Most fungal skin infections are simply treated with an anti-fungal cream.
Antifungal powders or sprays may be advised as part of preventative management for re-infection.
Fungal nail treatment is dependent upon the type and chronicity of the infection.
Treatment options may include topical anti-fungal ointments, creams, or oral anti-fungal medication prescribed by your general practitioner.
Thickened toenails are a very common presentation to a podiatric practice.
They cause difficulty with trimming and often will cause pain because of subsequent shoe pressure.
Often, they are caused by trauma whether it is from a singular event or repetitive micro trauma from footwear.
Fungal infections, poor circulation and systemic diseases are also known to cause nails to thicken.
Irrespective of the cause, the aim of podiatric treatment is to reduce the thickness of the nail to as close to its normal size as possible.
Ingrown toenails occur where a spicule or serrated edge of the nail pierces the skin at the nails edge.
They are painful and can easily become infected if left untreated properly.
The surrounding skin will often be red, swollen and extremely tender on slight pressure.

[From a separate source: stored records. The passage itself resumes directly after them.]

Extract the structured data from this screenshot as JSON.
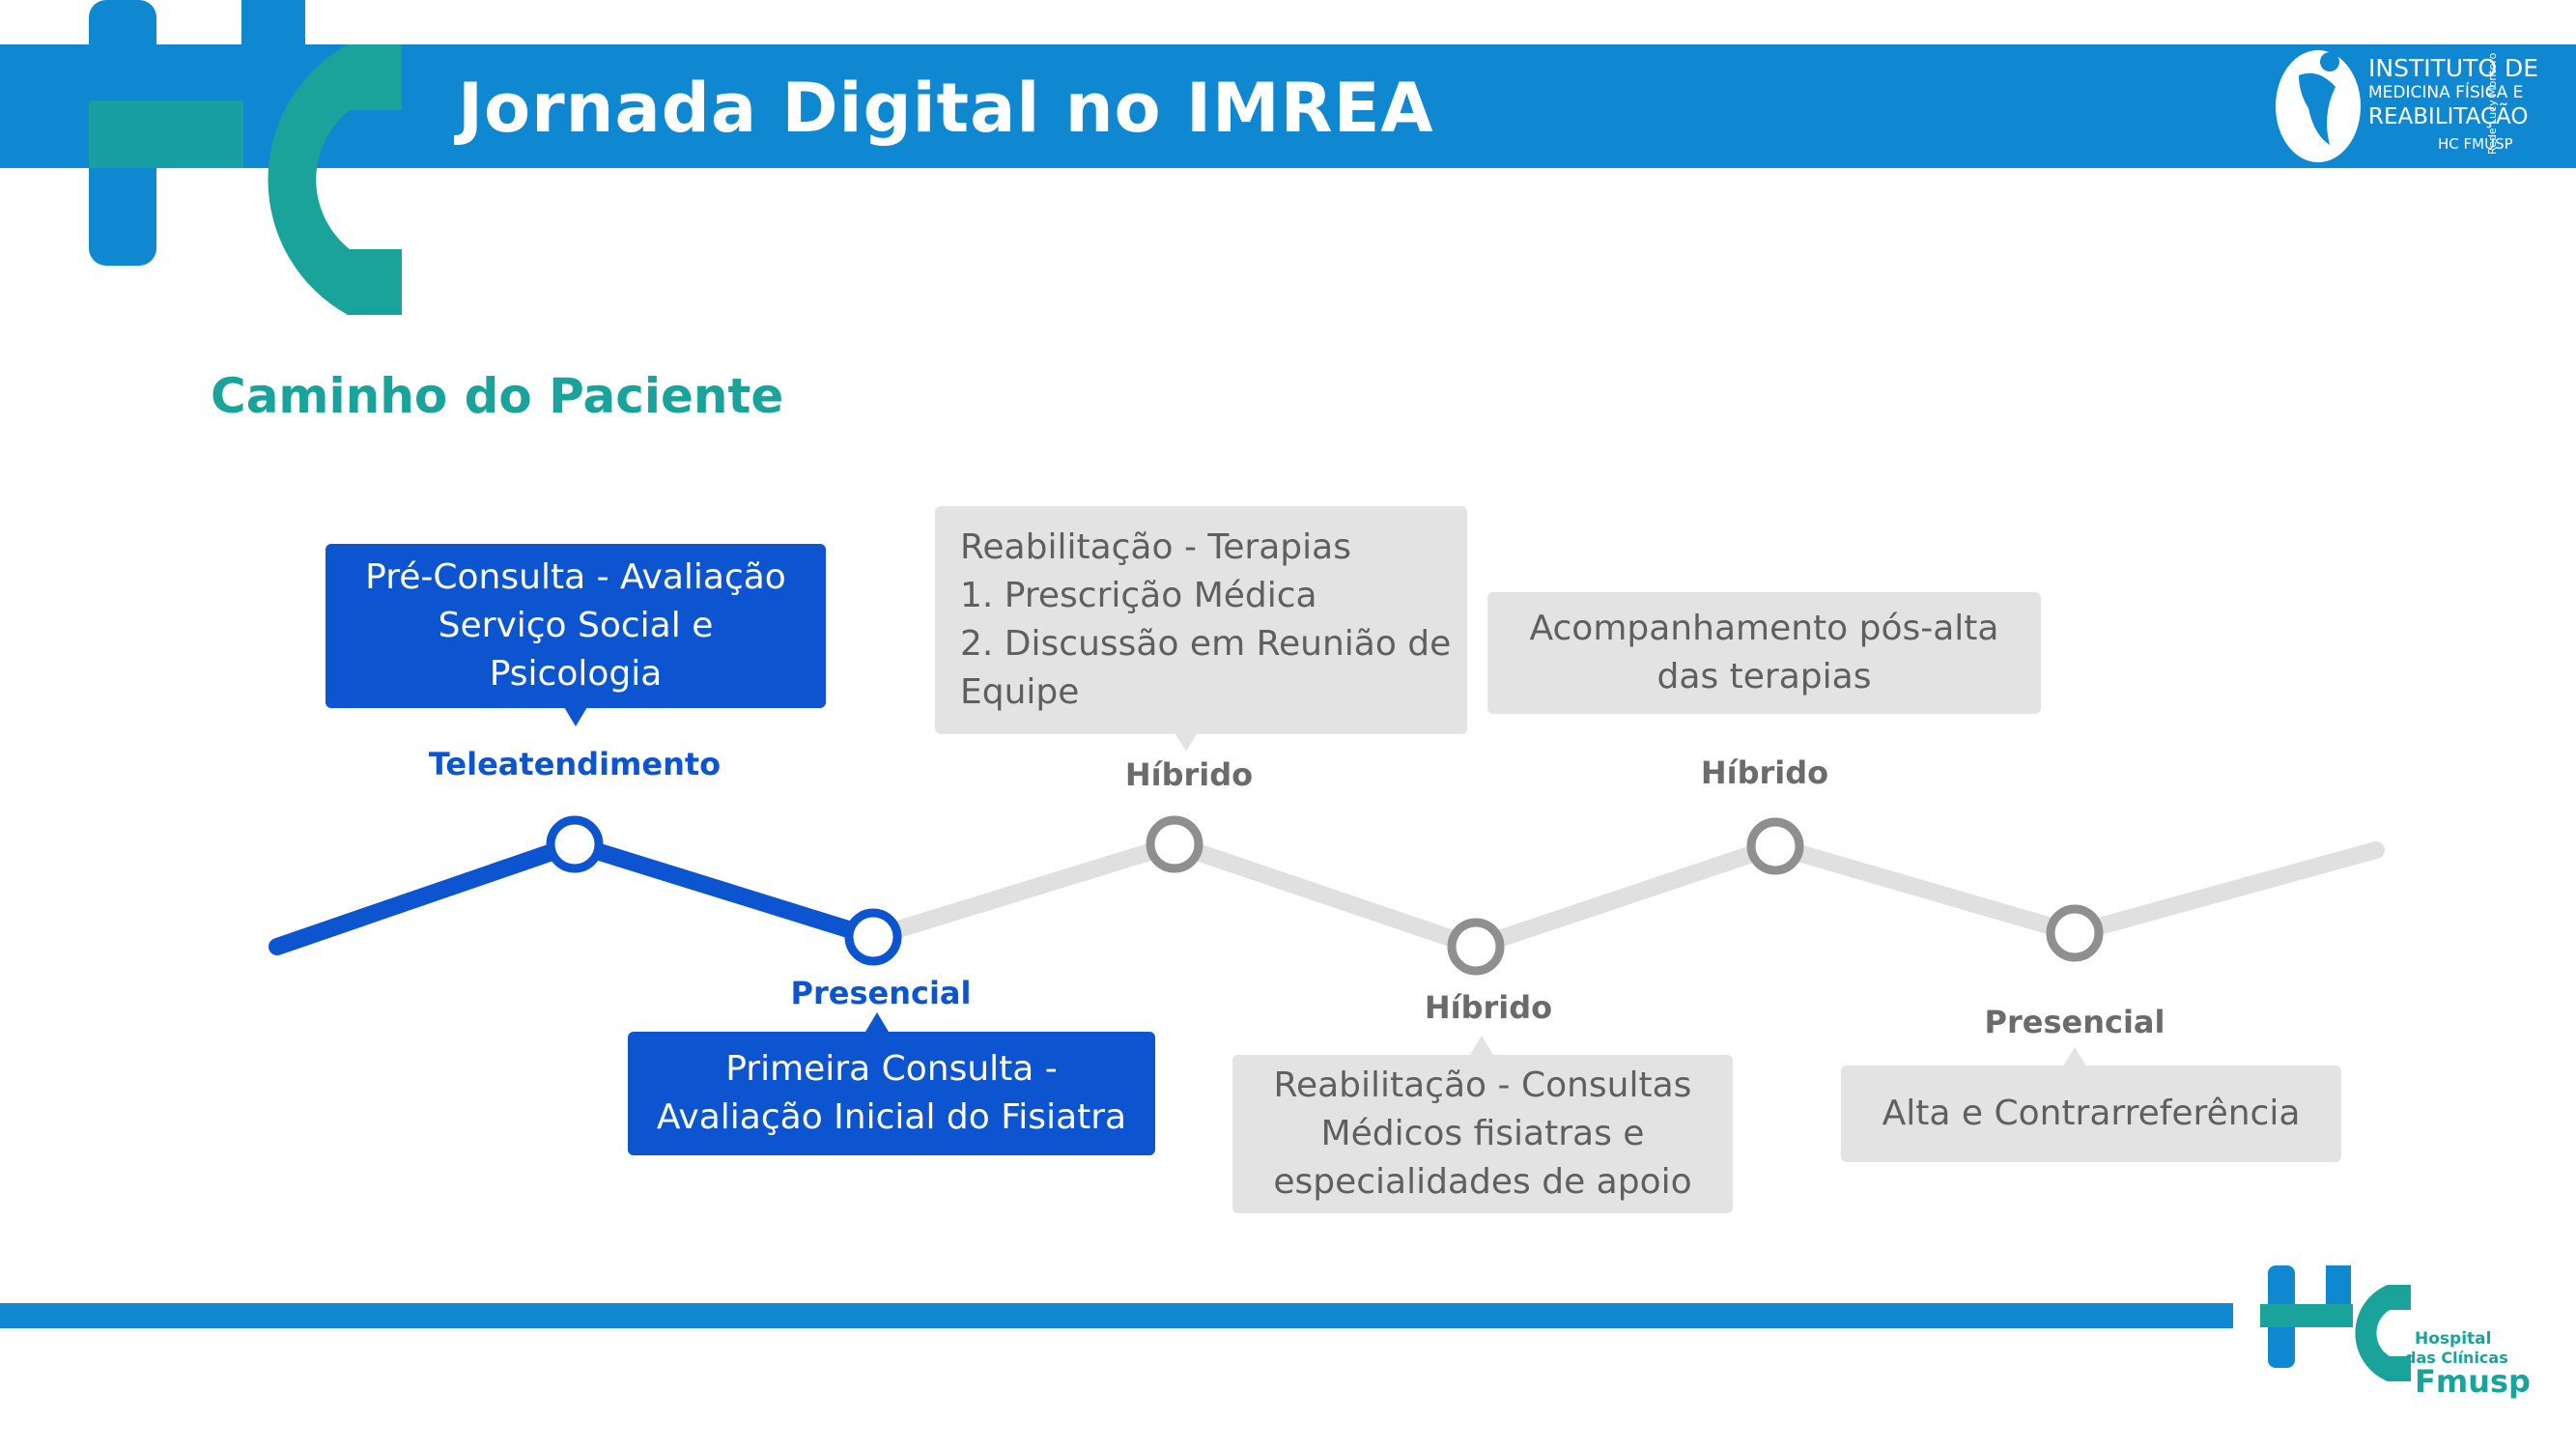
{
  "header": {
    "title": "Jornada Digital no IMREA",
    "logo": {
      "line1": "INSTITUTO DE",
      "line2": "MEDICINA FÍSICA E",
      "line3": "REABILITAÇÃO",
      "line4": "HC FMUSP",
      "vertical": "Rede Lucy Montoro"
    }
  },
  "subtitle": "Caminho do Paciente",
  "journey": {
    "steps": [
      {
        "mode": "Teleatendimento",
        "status": "active",
        "lines": [
          "Pré-Consulta - Avaliação",
          "Serviço Social e",
          "Psicologia"
        ]
      },
      {
        "mode": "Presencial",
        "status": "active",
        "lines": [
          "Primeira Consulta -",
          "Avaliação Inicial do Fisiatra"
        ]
      },
      {
        "mode": "Híbrido",
        "status": "inactive",
        "lines": [
          "Reabilitação - Terapias",
          "1. Prescrição Médica",
          "2. Discussão em Reunião de",
          "Equipe"
        ]
      },
      {
        "mode": "Híbrido",
        "status": "inactive",
        "lines": [
          "Reabilitação - Consultas",
          "Médicos fisiatras e",
          "especialidades de apoio"
        ]
      },
      {
        "mode": "Híbrido",
        "status": "inactive",
        "lines": [
          "Acompanhamento pós-alta",
          "das terapias"
        ]
      },
      {
        "mode": "Presencial",
        "status": "inactive",
        "lines": [
          "Alta e Contrarreferência"
        ]
      }
    ]
  },
  "footer_logo": {
    "line1": "Hospital",
    "line2": "das Clínicas",
    "line3": "Fmusp"
  },
  "colors": {
    "header_blue": "#0f87d1",
    "teal": "#1aa39a",
    "active_blue": "#0d55d0",
    "inactive_gray": "#e3e3e3",
    "node_gray": "#8f8f8f"
  }
}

There can also be localised sweating in the area and, if the ingrowing nail continues to penetrate the skin, healing is prevented and there is growth of excess granulation tissue, which will often overlap the nail.
Treatment is aimed at removing the offending edge of the nail and reducing pressure and irritation of the nail sulcus (skin at the side of the nail).

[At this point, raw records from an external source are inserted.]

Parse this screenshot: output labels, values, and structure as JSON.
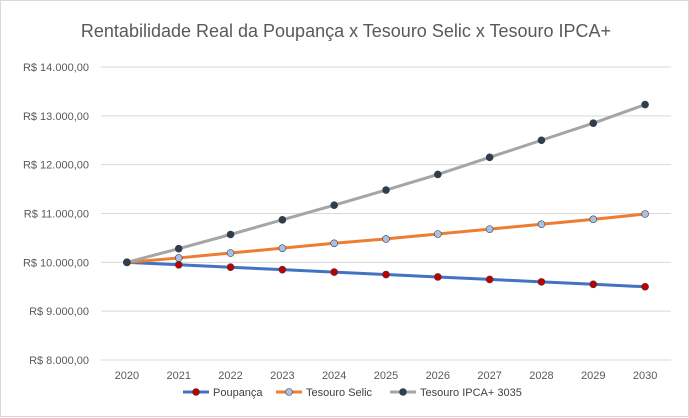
{
  "chart_data": {
    "type": "line",
    "title": "Rentabilidade Real da Poupança x Tesouro Selic x Tesouro IPCA+",
    "xlabel": "",
    "ylabel": "",
    "categories": [
      "2020",
      "2021",
      "2022",
      "2023",
      "2024",
      "2025",
      "2026",
      "2027",
      "2028",
      "2029",
      "2030"
    ],
    "ylim": [
      8000,
      14000
    ],
    "yticks": [
      8000,
      9000,
      10000,
      11000,
      12000,
      13000,
      14000
    ],
    "ytick_labels": [
      "R$ 8.000,00",
      "R$ 9.000,00",
      "R$ 10.000,00",
      "R$ 11.000,00",
      "R$ 12.000,00",
      "R$ 13.000,00",
      "R$ 14.000,00"
    ],
    "grid": "horizontal",
    "legend_position": "bottom",
    "series": [
      {
        "name": "Poupança",
        "color": "#4472c4",
        "marker_color": "#c00000",
        "values": [
          10000,
          9950,
          9900,
          9850,
          9800,
          9750,
          9700,
          9650,
          9600,
          9550,
          9500
        ]
      },
      {
        "name": "Tesouro Selic",
        "color": "#ed7d31",
        "marker_color": "#a9c0e4",
        "values": [
          10000,
          10090,
          10190,
          10290,
          10390,
          10480,
          10580,
          10680,
          10780,
          10880,
          10990
        ]
      },
      {
        "name": "Tesouro IPCA+ 3035",
        "color": "#a5a5a5",
        "marker_color": "#2e3e50",
        "values": [
          10000,
          10280,
          10570,
          10870,
          11170,
          11480,
          11800,
          12150,
          12500,
          12850,
          13230
        ]
      }
    ]
  }
}
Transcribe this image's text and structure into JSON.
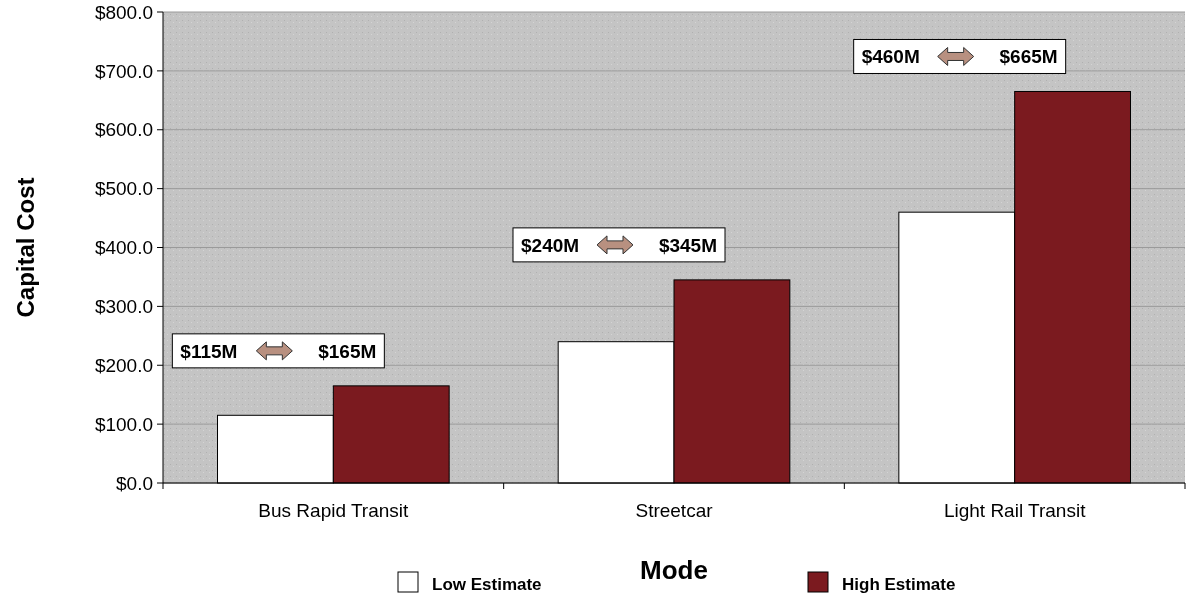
{
  "chart_data": {
    "type": "bar",
    "xlabel": "Mode",
    "ylabel": "Capital Cost",
    "categories": [
      "Bus Rapid Transit",
      "Streetcar",
      "Light Rail Transit"
    ],
    "series": [
      {
        "name": "Low Estimate",
        "color": "#ffffff",
        "values": [
          115,
          240,
          460
        ]
      },
      {
        "name": "High Estimate",
        "color": "#7b1a1f",
        "values": [
          165,
          345,
          665
        ]
      }
    ],
    "ylim": [
      0,
      800
    ],
    "yticks": [
      {
        "value": 0,
        "label": "$0.0"
      },
      {
        "value": 100,
        "label": "$100.0"
      },
      {
        "value": 200,
        "label": "$200.0"
      },
      {
        "value": 300,
        "label": "$300.0"
      },
      {
        "value": 400,
        "label": "$400.0"
      },
      {
        "value": 500,
        "label": "$500.0"
      },
      {
        "value": 600,
        "label": "$600.0"
      },
      {
        "value": 700,
        "label": "$700.0"
      },
      {
        "value": 800,
        "label": "$800.0"
      }
    ],
    "grid": "y",
    "legend": "bottom",
    "annotations": [
      "$115M",
      "$165M",
      "$240M",
      "$345M",
      "$460M",
      "$665M"
    ]
  }
}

This needs to be done by a podiatrist to ensure minimal destruction to the surrounding skin and to develop strategies to reduce the risk of reoccurrence.

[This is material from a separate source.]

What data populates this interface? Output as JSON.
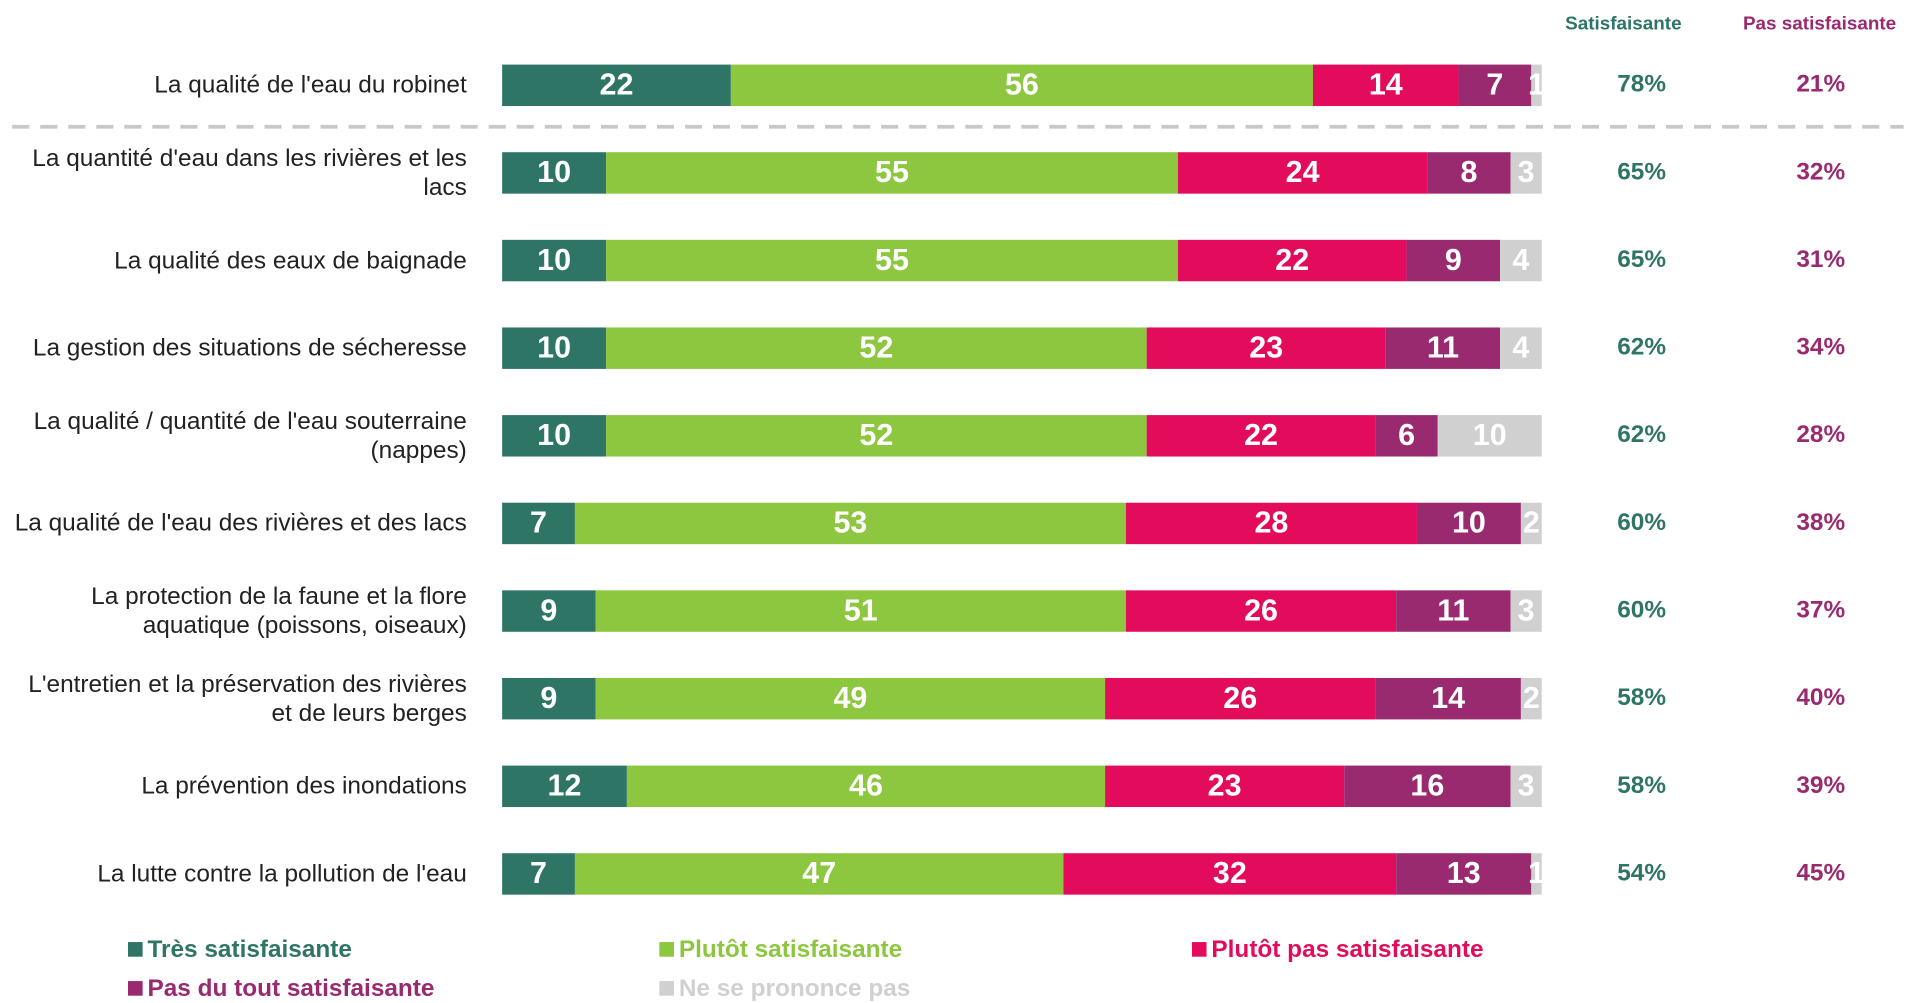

For reoccurring ingrown nails, there is the option to have the side of nail removed and the nail bed chemically obliterated to prevent regrowth of the nails edge.
Plantar warts (or verrucae) are caused by the human papilloma virus.
They present similar to a corn however have a spongy ‘cauliflower’ like appearance.
They can present anywhere on the foot and usually affect children of school age or those with compromised immunity.
Exposure to the virus usually occurs in communal areas where being barefoot is common such as changing rooms, showers, and public swimming pools.
The lesions can be singular, in a cluster, or affect multiple sites on the foot.
Pain and cosmetic appearance are the main reasons for the treatment of these lesions.
The lesions can resolve themselves, however this takes some time depending on the body’s immune system.
All treatment options rely on the destruction of the viral tissue in order to prompt our body’s immune response for healing.
Speaking with a podiatrist can help you choose the best course of action for treatment and have treatment options explained in thorough detail.
Corns and calluses
Corns and calluses are areas of hard skin caused by excessive intermittent mechanical stress on the skin causing abnormal keratinisation.
Calluses are general broad plaques of hard skin, whereas corns are more localised and inverted lesions of hard skin.
Both can be painful and can even result in altered gait patterns to compensate.
Management of these lesions by a podiatrist involves callus debridement and corn enucleation with a scalpel.
The underlying systemic or biomechanical cause should also be addressed to minimise pain and help restore normal skin function.